Témoignages d’usagers

« Ça fait tellement mal que mes parents croient qu’avec de la nourriture, des vêtements, une maison, des choses matérielles, je suis heureuse. » – Fille de 17 ans.

« … et à ma mère, mais je sens que si je lui en parlais, elle souffrirait beaucoup, elle m’a dit que les nerfs et le stress la tuaient ces derniers temps. » – Fille de 12 ans.

« Ce qui se passe, c’est que j’ai mûri très rapidement, j’ai tout fait toute seule. Donc, je garde tout, comme si je m’étais habituée à ne pas recevoir d’attention, et quand ils me demandent des choses, je n’aime pas leur dire ». – Fille de 13 ans.

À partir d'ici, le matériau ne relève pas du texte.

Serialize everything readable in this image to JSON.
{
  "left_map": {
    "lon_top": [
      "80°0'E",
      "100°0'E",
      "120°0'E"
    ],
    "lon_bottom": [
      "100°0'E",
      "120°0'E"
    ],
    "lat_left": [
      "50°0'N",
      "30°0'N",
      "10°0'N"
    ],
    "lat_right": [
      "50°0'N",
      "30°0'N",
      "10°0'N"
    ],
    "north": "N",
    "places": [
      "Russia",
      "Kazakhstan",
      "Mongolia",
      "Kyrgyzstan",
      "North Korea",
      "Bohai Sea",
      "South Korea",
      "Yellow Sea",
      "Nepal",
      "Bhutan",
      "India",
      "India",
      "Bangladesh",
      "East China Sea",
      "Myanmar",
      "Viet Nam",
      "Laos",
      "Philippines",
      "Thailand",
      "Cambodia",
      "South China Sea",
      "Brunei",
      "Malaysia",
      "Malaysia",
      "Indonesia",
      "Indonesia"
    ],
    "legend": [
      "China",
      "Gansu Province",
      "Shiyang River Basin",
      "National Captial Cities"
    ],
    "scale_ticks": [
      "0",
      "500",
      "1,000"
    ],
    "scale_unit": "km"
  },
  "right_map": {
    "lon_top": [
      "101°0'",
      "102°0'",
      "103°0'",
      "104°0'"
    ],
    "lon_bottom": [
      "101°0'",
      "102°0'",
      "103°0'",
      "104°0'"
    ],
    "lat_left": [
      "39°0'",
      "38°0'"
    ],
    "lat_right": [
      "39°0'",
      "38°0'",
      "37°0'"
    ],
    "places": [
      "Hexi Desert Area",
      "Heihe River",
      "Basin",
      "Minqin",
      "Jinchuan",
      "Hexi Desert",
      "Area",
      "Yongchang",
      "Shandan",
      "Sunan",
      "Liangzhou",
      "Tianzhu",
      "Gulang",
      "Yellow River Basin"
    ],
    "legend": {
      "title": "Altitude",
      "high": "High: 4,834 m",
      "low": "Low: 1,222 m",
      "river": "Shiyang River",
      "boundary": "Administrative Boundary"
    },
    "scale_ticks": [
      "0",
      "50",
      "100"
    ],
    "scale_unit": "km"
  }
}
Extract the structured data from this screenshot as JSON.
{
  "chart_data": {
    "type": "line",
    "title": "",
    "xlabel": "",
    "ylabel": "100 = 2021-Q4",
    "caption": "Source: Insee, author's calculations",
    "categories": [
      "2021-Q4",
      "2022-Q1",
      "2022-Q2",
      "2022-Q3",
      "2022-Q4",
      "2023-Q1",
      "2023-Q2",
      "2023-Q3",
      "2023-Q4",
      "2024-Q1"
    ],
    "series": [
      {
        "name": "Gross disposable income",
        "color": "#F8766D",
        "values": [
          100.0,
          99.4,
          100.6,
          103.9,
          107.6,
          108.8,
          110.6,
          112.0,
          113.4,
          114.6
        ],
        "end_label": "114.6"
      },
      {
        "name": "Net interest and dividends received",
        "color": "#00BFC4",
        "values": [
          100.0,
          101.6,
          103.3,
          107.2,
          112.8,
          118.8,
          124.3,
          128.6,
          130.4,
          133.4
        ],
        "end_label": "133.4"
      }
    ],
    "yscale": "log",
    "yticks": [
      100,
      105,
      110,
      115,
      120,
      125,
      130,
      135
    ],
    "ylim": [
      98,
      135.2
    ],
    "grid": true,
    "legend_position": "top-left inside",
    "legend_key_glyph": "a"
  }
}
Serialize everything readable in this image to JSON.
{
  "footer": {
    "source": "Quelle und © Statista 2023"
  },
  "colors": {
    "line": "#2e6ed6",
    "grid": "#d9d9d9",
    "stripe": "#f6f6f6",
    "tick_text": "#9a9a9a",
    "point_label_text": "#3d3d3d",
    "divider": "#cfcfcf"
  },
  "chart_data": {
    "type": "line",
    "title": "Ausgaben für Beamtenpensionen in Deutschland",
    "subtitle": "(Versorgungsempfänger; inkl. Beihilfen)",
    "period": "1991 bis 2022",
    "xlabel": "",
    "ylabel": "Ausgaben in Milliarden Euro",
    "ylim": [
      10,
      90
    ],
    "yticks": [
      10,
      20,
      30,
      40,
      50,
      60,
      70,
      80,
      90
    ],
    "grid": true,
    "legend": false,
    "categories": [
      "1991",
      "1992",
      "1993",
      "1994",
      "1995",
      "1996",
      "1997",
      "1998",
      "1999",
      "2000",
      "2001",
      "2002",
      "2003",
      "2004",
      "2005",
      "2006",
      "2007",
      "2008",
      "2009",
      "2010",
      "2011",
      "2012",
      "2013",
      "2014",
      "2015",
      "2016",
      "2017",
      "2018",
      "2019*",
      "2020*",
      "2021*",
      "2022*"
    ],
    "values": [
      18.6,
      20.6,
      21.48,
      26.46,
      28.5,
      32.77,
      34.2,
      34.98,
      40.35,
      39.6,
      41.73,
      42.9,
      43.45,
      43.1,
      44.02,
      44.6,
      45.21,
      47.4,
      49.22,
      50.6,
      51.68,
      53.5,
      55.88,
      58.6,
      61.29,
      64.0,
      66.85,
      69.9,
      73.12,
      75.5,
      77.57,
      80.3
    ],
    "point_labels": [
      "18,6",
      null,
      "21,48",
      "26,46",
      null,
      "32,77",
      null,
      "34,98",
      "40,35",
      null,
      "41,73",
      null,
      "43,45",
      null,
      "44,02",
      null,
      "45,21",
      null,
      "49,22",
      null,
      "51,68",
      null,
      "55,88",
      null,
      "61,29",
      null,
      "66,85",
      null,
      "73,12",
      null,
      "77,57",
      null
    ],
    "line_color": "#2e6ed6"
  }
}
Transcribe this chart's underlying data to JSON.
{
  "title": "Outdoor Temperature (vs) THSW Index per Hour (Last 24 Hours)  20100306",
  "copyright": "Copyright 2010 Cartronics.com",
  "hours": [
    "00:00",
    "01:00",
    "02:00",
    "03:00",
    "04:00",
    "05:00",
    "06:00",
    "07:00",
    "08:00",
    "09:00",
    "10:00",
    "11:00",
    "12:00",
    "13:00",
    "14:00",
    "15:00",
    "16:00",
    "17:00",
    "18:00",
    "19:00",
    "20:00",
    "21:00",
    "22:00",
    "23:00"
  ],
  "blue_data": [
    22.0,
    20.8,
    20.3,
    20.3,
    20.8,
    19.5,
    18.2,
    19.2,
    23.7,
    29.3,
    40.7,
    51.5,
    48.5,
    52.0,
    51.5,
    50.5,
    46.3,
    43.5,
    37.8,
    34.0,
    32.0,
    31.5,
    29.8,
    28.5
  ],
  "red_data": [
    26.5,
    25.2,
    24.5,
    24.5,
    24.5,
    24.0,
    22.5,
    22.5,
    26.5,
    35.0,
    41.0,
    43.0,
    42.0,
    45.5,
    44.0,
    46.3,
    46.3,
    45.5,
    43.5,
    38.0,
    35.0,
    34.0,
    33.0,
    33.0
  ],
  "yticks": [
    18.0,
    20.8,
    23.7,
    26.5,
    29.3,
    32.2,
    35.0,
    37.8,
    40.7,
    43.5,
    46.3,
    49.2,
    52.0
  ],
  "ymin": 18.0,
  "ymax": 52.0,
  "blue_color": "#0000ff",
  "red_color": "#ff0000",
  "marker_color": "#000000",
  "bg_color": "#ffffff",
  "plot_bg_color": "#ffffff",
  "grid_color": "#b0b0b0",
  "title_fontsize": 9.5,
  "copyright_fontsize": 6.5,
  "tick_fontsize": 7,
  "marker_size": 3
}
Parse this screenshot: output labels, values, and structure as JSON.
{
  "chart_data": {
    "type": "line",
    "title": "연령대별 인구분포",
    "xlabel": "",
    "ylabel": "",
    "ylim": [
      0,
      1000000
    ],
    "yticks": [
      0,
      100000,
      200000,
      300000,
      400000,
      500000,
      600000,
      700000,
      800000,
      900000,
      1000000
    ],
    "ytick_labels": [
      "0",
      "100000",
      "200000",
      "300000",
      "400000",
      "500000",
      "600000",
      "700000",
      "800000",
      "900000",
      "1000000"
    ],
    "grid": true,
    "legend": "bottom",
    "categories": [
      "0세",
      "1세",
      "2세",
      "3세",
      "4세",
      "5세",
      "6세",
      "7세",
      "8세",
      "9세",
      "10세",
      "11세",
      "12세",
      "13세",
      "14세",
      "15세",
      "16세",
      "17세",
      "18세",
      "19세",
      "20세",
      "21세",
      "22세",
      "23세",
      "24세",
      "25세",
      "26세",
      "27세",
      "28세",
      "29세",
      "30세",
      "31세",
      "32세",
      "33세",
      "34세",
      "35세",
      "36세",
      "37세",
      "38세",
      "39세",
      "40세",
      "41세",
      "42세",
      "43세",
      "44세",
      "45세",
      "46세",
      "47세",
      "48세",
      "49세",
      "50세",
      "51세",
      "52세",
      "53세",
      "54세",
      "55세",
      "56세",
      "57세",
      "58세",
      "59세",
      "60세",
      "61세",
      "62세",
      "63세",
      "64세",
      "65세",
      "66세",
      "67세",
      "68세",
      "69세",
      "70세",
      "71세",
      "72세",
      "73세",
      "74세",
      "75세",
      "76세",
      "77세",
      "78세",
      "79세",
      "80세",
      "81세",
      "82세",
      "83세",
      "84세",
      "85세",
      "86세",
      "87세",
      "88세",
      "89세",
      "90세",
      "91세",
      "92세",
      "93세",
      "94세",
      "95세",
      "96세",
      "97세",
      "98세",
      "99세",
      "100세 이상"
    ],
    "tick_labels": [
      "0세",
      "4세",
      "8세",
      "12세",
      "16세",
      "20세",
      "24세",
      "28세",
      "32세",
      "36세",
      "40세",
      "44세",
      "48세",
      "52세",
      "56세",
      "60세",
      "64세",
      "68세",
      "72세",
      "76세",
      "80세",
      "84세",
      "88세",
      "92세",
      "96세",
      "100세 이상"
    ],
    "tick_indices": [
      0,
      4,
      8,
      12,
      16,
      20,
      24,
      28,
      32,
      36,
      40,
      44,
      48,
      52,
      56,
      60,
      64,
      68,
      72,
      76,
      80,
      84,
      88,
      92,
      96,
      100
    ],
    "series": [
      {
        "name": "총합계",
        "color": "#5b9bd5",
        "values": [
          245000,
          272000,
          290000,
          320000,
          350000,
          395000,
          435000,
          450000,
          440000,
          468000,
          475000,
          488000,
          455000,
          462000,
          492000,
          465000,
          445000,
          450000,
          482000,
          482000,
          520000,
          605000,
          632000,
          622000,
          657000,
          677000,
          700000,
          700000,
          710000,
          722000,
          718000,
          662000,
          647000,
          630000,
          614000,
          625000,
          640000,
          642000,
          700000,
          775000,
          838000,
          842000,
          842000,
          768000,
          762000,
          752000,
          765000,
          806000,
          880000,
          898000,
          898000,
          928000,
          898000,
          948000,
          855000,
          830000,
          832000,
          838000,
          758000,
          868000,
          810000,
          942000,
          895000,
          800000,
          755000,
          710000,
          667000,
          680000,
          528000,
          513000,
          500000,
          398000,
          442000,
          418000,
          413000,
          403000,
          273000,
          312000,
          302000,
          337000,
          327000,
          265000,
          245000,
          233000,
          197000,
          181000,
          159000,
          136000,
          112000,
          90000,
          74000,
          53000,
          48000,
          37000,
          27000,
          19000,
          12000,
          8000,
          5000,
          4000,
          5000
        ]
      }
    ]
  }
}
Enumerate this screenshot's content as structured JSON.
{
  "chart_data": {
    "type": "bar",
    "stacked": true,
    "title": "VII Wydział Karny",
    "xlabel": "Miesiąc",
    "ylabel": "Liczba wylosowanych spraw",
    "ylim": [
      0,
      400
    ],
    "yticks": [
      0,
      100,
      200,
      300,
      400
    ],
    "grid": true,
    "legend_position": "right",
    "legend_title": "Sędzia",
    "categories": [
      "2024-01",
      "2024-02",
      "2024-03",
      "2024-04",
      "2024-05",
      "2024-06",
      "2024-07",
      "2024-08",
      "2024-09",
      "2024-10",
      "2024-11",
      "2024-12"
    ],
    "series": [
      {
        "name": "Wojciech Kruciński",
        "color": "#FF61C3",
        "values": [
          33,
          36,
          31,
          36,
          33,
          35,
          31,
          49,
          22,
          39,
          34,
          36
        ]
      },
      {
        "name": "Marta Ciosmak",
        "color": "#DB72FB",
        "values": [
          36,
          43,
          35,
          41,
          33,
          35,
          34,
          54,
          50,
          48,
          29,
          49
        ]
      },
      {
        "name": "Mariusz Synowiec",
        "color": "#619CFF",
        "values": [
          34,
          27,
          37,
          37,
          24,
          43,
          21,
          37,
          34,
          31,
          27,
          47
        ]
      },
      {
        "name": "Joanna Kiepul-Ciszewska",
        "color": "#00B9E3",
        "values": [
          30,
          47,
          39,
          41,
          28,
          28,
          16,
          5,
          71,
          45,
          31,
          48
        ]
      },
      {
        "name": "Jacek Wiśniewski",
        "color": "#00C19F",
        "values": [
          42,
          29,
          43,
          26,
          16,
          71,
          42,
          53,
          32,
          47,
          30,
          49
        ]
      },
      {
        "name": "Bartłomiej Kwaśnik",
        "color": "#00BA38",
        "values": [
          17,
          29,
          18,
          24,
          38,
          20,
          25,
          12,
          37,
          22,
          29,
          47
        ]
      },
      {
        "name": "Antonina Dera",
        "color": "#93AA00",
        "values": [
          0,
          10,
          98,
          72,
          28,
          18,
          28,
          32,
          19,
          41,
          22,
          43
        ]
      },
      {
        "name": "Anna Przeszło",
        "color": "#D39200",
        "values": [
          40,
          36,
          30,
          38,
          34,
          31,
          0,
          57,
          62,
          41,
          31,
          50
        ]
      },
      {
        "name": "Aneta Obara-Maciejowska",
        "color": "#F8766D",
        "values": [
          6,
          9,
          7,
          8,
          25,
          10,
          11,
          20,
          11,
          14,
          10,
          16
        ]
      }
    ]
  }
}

Les êtres humains doivent se sentir écoutés et acceptés pour avoir un bon développement émotionnel – en particulier durant l’enfance et l’adolescence (mais aussi à l’âge adulte) – et être capables de s’autoréguler, de faire face aux conflits de manière appropriée et d’avoir une bonne estime de soi. Mais les adultes d’aujourd’hui ne sont pas capables d’écouter et de les inclure correctement (peut-être parce que beaucoup d’entre nous n’étaient pas non plus inclus dans des étapes importantes). Nous pouvons de moins en moins apprendre aux plus jeunes à le faire. Et cela a des conséquences catastrophiques sur la santé mentale.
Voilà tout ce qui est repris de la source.